In this example, each phone has 4 observations in the corpus, and the likelihood of observing each of those phones is 4/20. Because there are 3, the phonotactic probability of this sequence is ${\frac{4}{20}}^3$, which is 0.008. Floating point errors sometimes occur in the arithmetic in programming, but this is unavoidable.

using LexicalCharacteristics
sample_corpus = [
["K", "AE1", "T"], # cat
["K", "AA1", "B"], # cob
["B", "AE1", "T"], # bat
["T", "AE1", "T", "S"], # tats
["M", "AA1", "R", "K"], # mark
["K", "AE1", "B"], # cab
]
freq = [1,1,1,1,1,1]
p = prod([3,2,3,2]/26)
phnprb(sample_corpus, freq, [["K", "AE1", "T"]]; nchar=2)
1×2 DataFrames.DataFrame
│ Row │ Query                   │ Probability │
├─────┼─────────────────────────┼─────────────┤
│ 1   │ String["K", "AE1", "T"] │ 7.87788e-5  │

In this example here, the input is padded so that the beginning and ending of the word are taken into account when calculating the phonotactic probability.
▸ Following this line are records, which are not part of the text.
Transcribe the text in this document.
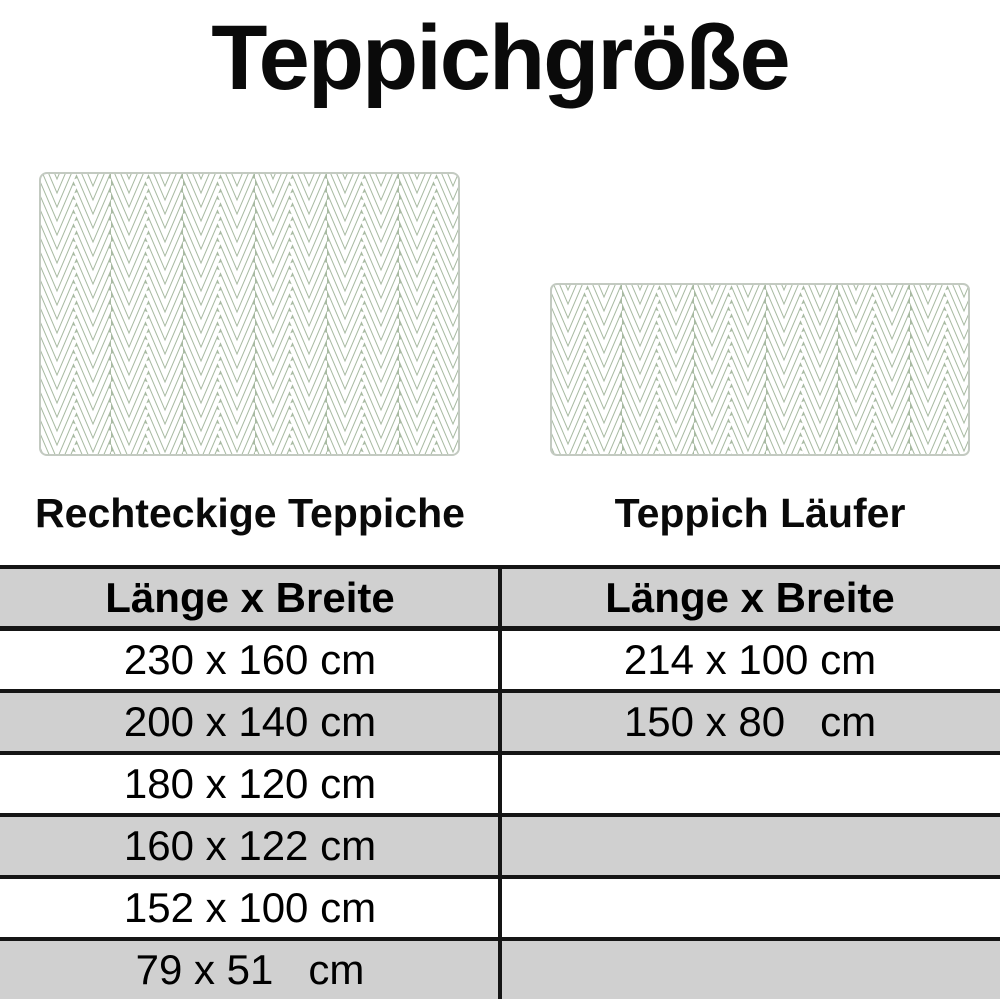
Teppichgröße
Rechteckige Teppiche	Teppich Läufer
Länge x Breite	Länge x Breite
230 x 160 cm	214 x 100 cm
200 x 140 cm	150 x 80   cm
180 x 120 cm
160 x 122 cm
152 x 100 cm
79 x 51   cm
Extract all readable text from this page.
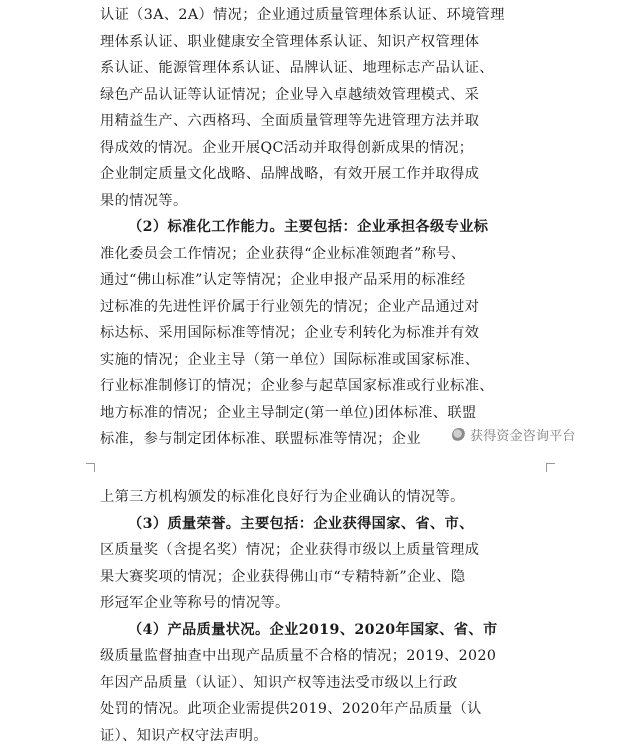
认证（3A、2A）情况；企业通过质量管理体系认证、环境管理
理体系认证、职业健康安全管理体系认证、知识产权管理体
系认证、能源管理体系认证、品牌认证、地理标志产品认证、
绿色产品认证等认证情况；企业导入卓越绩效管理模式、采
用精益生产、六西格玛、全面质量管理等先进管理方法并取
得成效的情况。企业开展QC活动并取得创新成果的情况；
企业制定质量文化战略、品牌战略，有效开展工作并取得成
果的情况等。
（2）标准化工作能力。主要包括：企业承担各级专业标
准化委员会工作情况；企业获得“企业标准领跑者”称号、
通过“佛山标准”认定等情况；企业申报产品采用的标准经
过标准的先进性评价属于行业领先的情况；企业产品通过对
标达标、采用国际标准等情况；企业专利转化为标准并有效
实施的情况；企业主导（第一单位）国际标准或国家标准、
行业标准制修订的情况；企业参与起草国家标准或行业标准、
地方标准的情况；企业主导制定(第一单位)团体标准、联盟
标准，参与制定团体标准、联盟标准等情况；企业	获得资金咨询平台
上第三方机构颁发的标准化良好行为企业确认的情况等。
（3）质量荣誉。主要包括：企业获得国家、省、市、
区质量奖（含提名奖）情况；企业获得市级以上质量管理成
果大赛奖项的情况；企业获得佛山市“专精特新”企业、隐
形冠军企业等称号的情况等。
（4）产品质量状况。企业2019、2020年国家、省、市
级质量监督抽查中出现产品质量不合格的情况；2019、2020
年因产品质量（认证）、知识产权等违法受市级以上行政
处罚的情况。此项企业需提供2019、2020年产品质量（认
证）、知识产权守法声明。
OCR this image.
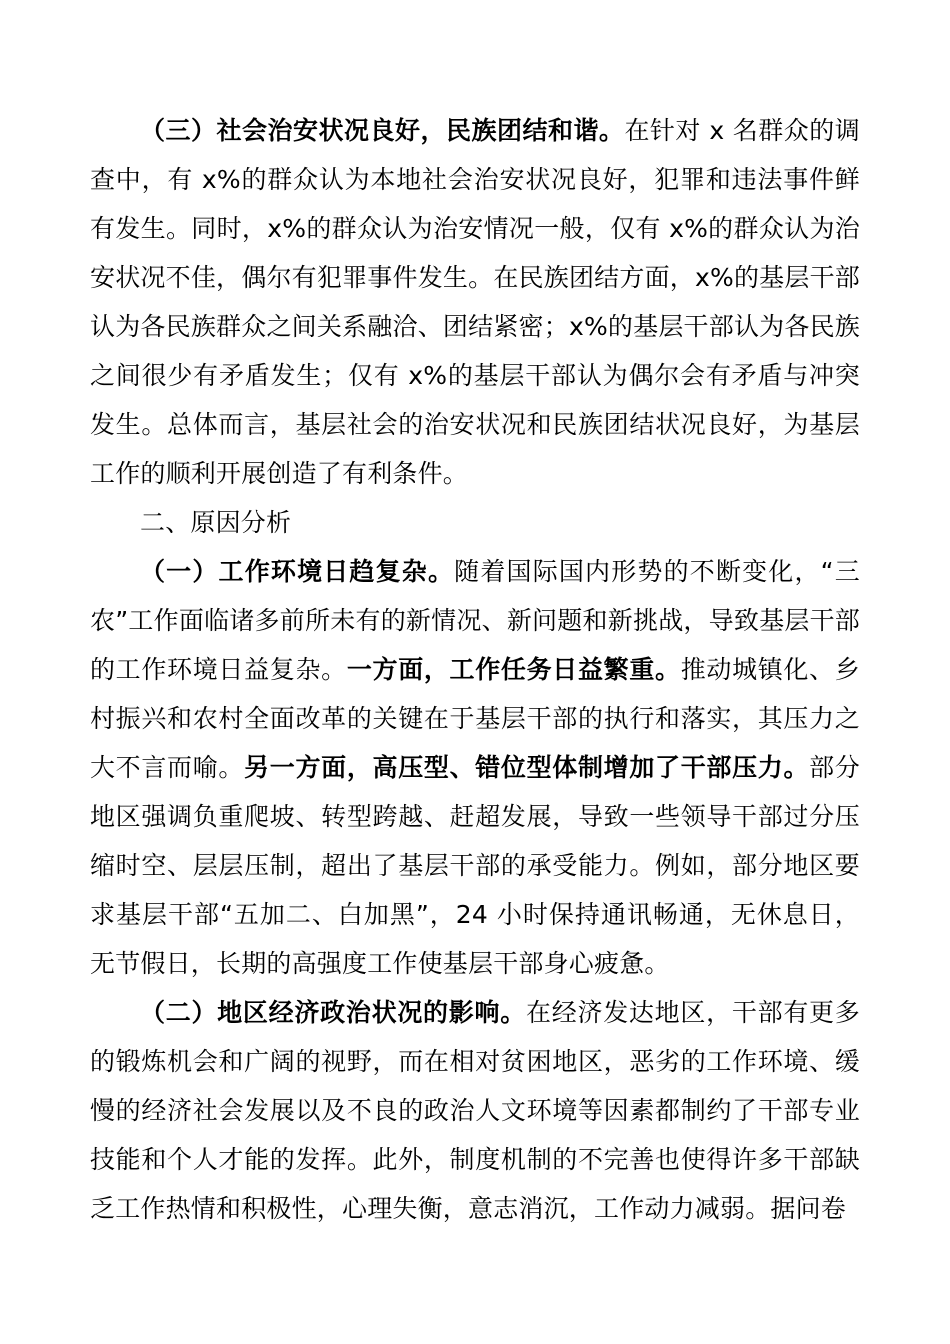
（三）社会治安状况良好，民族团结和谐。在针对 x 名群众的调查中，有 x%的群众认为本地社会治安状况良好，犯罪和违法事件鲜有发生。同时，x%的群众认为治安情况一般，仅有 x%的群众认为治安状况不佳，偶尔有犯罪事件发生。在民族团结方面，x%的基层干部认为各民族群众之间关系融洽、团结紧密；x%的基层干部认为各民族之间很少有矛盾发生；仅有 x%的基层干部认为偶尔会有矛盾与冲突发生。总体而言，基层社会的治安状况和民族团结状况良好，为基层工作的顺利开展创造了有利条件。

二、原因分析

（一）工作环境日趋复杂。随着国际国内形势的不断变化，“三农”工作面临诸多前所未有的新情况、新问题和新挑战，导致基层干部的工作环境日益复杂。一方面，工作任务日益繁重。推动城镇化、乡村振兴和农村全面改革的关键在于基层干部的执行和落实，其压力之大不言而喻。另一方面，高压型、错位型体制增加了干部压力。部分地区强调负重爬坡、转型跨越、赶超发展，导致一些领导干部过分压缩时空、层层压制，超出了基层干部的承受能力。例如，部分地区要求基层干部“五加二、白加黑”，24 小时保持通讯畅通，无休息日，无节假日，长期的高强度工作使基层干部身心疲惫。

（二）地区经济政治状况的影响。在经济发达地区，干部有更多的锻炼机会和广阔的视野，而在相对贫困地区，恶劣的工作环境、缓慢的经济社会发展以及不良的政治人文环境等因素都制约了干部专业技能和个人才能的发挥。此外，制度机制的不完善也使得许多干部缺乏工作热情和积极性，心理失衡，意志消沉，工作动力减弱。据问卷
There are 3 counts of [. K] (where [.] is the word boundary symbol), 2 counts of [K AE1], 3 counts of [AE1 T], and 2 counts of [T .]. There are 26 total diphones observed in the corpus, so the phonotactic probability is calculated as

\[\frac{3}{26} \times \frac{2}{26} \times \frac{3}{26} \times \frac{2}{26} \,.\]

Function documentation

phnprb(corpus::Array, frequencies::Array, queries::Array; positional=false,
    nchar=1, pad=true)

Calculates the phonotactic probability for each item in a list of queries based on a corpus

Arguments

  • corpus The corpus on which to base the probability calculations

  • queries The items for which the probability should be calculated

Keyword arguments

  • positional Whether to consider where in the query a given phone appears

(e.g., should "K" as the first sound be considered a different category than "K" as the second sound?)

  • nchar The number of characters for each n-gram that will be examined (e.g., 2 for diphones)

  • pad Whether to add padding to each query or not

Returns

A DataFrame with the queries in the first column and the probability values in the second

source